Caden cried harder, his hands gripping her shirt.
"Because... because Uncle Clinton said if I told you, you would get kicked out of the big house. He said I would never see you again."
"Clinton?"
The name hit the air like a bomb. Arla's pupils contracted into tiny pinpricks.
The phantom pain of the hunting knife piercing her heart violently collided with the reality of her son's tortured arm.
Caden nodded, wiping his nose. "Uncle Clinton saw Auntie Blair poke me. But he just smiled. He gave me a piece of candy and told me it was our secret."
The last remaining thread of Arla's sanity evaporated.
She finally understood. The "accident" in her past life wasn't an accident. It was a calculated, sadistic execution.

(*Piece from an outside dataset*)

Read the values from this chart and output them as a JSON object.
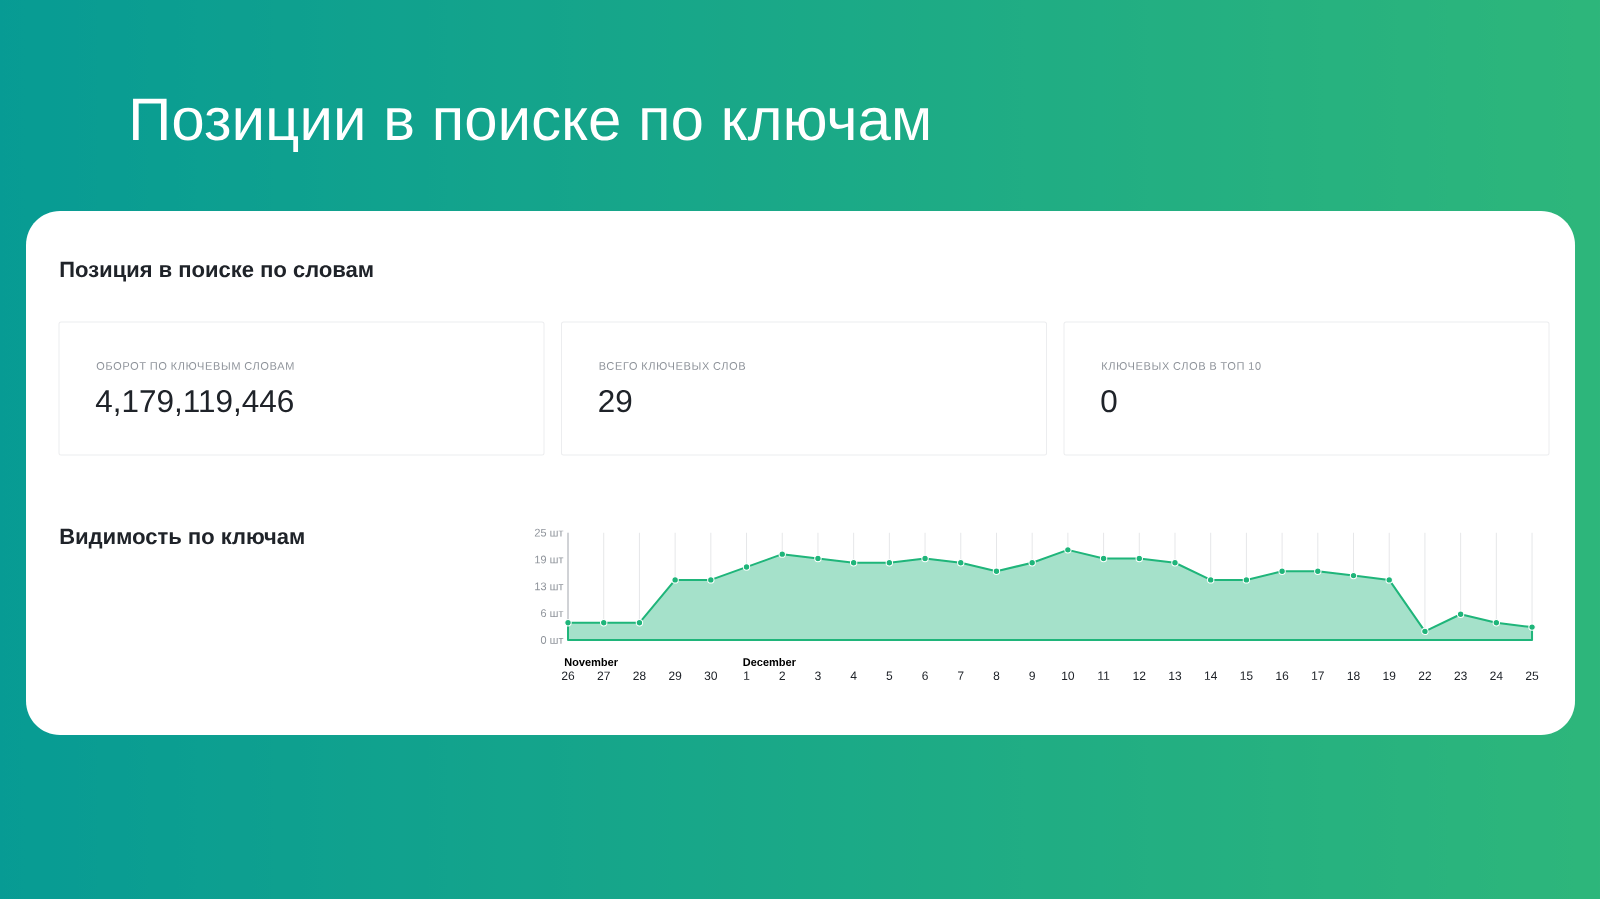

Clinton Freeman. Her fiancé. The man who swore he loved her, who promised to treat Caden like his own blood. He wasn't just the man who murdered her-he was the monster who stood by and watched her son be tortured.
The explosive anger inside Arla suddenly vanished, replaced by an eerie, absolute stillness. The tears stopped.
She stood up. She walked over to the bathroom, grabbed a tube of antibiotic ointment, and walked back to the bed.
She lifted Caden onto her lap. She squeezed the clear gel onto her fingertips and began to apply it to his wounds, her touch lighter than a feather.
Caden hissed slightly at the cold gel, but he didn't pull away.
As she rubbed the ointment in, Arla's mind raced, connecting the pieces. The memory of Clinton's proposal flashed through her mind-not the fake romance, but the frantic, almost desperate look in his eyes when he pressed the ring into her hand. 'Once we're legally married, Arla. Once the boy is officially recognized under my name, the lawyers will unlock the estate accounts. Everything will be perfect then,' he had promised. They kept her and Caden alive for one reason: the massive family trust fund that she could only access once she was legally married and had a child.
She wiped her hands on a tissue. Her eyes were as cold and dead as a glacier.
She wasn't going to just run away. She was going to stay, and she was going to drag Clinton and the entire Sargent family straight to hell.